Osburn was listening to one of his colleagues, Dr. Nathan Bryan, speak about the endothelial nitric oxide synthase (eNOS) system in the body and how it utilizes L-arginine to make nitric oxide, improving blood flow. This is when he connected the dots. He started thinking that the eNOS enzyme could be activated by the addition of L-arginine to create nitric oxide and cure meats.
“It could be that this approach is actually a ‘natural curing process’ by adding an amino acid to an enzyme whose primary function is to generate nitric oxide,” Osburn says in a university release. “I’m not adding any nitrates or nitrites.”
Osburn’s team wants to make it possible for meat processors to effectively use the NOS system for curing meat and poultry in a consistent manner to keep up with consumer demands.
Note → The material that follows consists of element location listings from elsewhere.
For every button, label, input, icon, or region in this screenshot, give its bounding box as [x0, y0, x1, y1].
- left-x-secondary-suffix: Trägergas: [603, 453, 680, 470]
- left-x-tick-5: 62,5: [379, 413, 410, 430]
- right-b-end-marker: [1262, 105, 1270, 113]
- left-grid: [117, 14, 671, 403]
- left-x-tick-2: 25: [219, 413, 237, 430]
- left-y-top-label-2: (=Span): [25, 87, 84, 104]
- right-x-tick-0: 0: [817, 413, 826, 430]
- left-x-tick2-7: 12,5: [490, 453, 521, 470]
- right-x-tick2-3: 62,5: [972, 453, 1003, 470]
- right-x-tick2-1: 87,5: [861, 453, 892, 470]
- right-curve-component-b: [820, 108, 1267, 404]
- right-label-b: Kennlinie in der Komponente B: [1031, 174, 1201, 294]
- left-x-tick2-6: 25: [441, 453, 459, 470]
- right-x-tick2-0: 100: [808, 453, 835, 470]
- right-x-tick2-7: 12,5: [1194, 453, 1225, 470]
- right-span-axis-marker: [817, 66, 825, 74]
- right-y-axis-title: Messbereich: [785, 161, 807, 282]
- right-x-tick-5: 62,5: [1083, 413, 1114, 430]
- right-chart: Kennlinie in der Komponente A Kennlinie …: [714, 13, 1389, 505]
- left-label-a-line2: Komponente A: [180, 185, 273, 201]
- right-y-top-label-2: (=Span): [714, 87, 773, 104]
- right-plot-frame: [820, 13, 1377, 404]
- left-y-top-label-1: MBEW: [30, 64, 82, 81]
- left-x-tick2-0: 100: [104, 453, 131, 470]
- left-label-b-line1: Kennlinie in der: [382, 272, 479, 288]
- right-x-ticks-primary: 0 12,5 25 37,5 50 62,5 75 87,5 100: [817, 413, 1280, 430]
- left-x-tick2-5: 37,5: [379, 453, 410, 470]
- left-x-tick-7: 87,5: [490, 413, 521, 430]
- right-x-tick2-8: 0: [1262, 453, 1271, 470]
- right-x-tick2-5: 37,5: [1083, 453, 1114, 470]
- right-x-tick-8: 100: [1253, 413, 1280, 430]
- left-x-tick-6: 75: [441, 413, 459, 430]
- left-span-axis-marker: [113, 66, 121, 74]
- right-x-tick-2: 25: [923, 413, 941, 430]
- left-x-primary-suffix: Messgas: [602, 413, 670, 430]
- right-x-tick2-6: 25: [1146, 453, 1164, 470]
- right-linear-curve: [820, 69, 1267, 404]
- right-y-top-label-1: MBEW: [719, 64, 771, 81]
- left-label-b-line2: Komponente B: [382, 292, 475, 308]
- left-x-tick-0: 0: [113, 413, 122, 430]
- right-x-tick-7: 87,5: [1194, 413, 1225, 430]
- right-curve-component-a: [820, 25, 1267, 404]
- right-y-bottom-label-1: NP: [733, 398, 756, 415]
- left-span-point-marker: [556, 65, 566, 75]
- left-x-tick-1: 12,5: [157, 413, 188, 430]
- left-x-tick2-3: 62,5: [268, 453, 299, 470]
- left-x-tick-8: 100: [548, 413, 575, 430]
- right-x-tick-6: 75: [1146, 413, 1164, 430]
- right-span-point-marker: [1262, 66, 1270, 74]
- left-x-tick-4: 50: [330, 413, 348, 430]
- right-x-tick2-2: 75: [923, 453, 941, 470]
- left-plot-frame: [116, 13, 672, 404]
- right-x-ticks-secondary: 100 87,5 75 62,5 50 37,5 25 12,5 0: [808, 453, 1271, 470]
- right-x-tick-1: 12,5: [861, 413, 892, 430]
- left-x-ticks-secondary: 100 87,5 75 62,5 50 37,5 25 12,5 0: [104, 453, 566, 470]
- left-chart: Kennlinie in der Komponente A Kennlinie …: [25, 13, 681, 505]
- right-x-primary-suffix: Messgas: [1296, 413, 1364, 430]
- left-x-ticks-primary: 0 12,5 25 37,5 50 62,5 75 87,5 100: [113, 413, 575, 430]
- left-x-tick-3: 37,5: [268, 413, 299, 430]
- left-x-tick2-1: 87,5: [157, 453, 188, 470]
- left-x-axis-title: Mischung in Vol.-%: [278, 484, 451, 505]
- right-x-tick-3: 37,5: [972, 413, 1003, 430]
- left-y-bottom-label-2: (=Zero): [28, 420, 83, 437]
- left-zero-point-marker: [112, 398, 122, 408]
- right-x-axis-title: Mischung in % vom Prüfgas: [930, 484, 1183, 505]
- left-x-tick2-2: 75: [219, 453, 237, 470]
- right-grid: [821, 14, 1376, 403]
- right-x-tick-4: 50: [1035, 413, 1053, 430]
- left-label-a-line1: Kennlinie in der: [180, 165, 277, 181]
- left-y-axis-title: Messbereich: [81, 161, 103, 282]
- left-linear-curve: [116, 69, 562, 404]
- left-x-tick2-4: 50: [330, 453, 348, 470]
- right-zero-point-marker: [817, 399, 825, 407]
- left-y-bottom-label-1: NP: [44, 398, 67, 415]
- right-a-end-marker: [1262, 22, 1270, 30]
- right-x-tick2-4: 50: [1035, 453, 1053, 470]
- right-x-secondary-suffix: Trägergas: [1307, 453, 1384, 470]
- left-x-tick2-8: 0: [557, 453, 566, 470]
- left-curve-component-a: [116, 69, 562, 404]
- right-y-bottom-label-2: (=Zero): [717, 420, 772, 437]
However, they have to validate their process and make sure it works well enough to apply to a variety of conditions. To do this, they have to test it on various types of cured beef, pork, and poultry, which will take ample time.
“There are differences in the amount of the NOS enzymes within different muscle groups across various meat species,” the meat scientist says. “This enzyme is closely associated with the mitochondria, so there tends to be more NOS enzyme in muscles used for locomotion. There are also differences in myoglobin content (meat color pigment), so if we can generate nitric oxide via the NOS enzyme, the cured meat color may vary.”
“The question we are still trying to answer is will the NOS enzyme generate sufficient amounts of nitric oxide to develop acceptable cured meat color and enough residual nitrite to ensure that the product is safe, regardless of whether it is summer sausage or pepperoni or some other product?” Osburn adds. “Think about it, if we can make pepperoni through this process, there could be a huge economic impact since we consume a lot of pepperoni here in the U.S.”
In the meantime, the team is manipulating several factors, such as the arginine concentration, meat acid-base chemistry, temperature, and time to determine the best conditions for producing a prototype amino acid-cured ham product. Researchers are also looking ahead to applying their system to a wider range, such as beef jerky, bacon, fermented summer sausage or salami, and poultry hot dogs. The team says meat companies are really interested in seeing where this goes, because lots of research is still up in the air about it all, and there may be some upcoming USDA rulings that may not be in their favor regarding current “uncured” products put out on the market.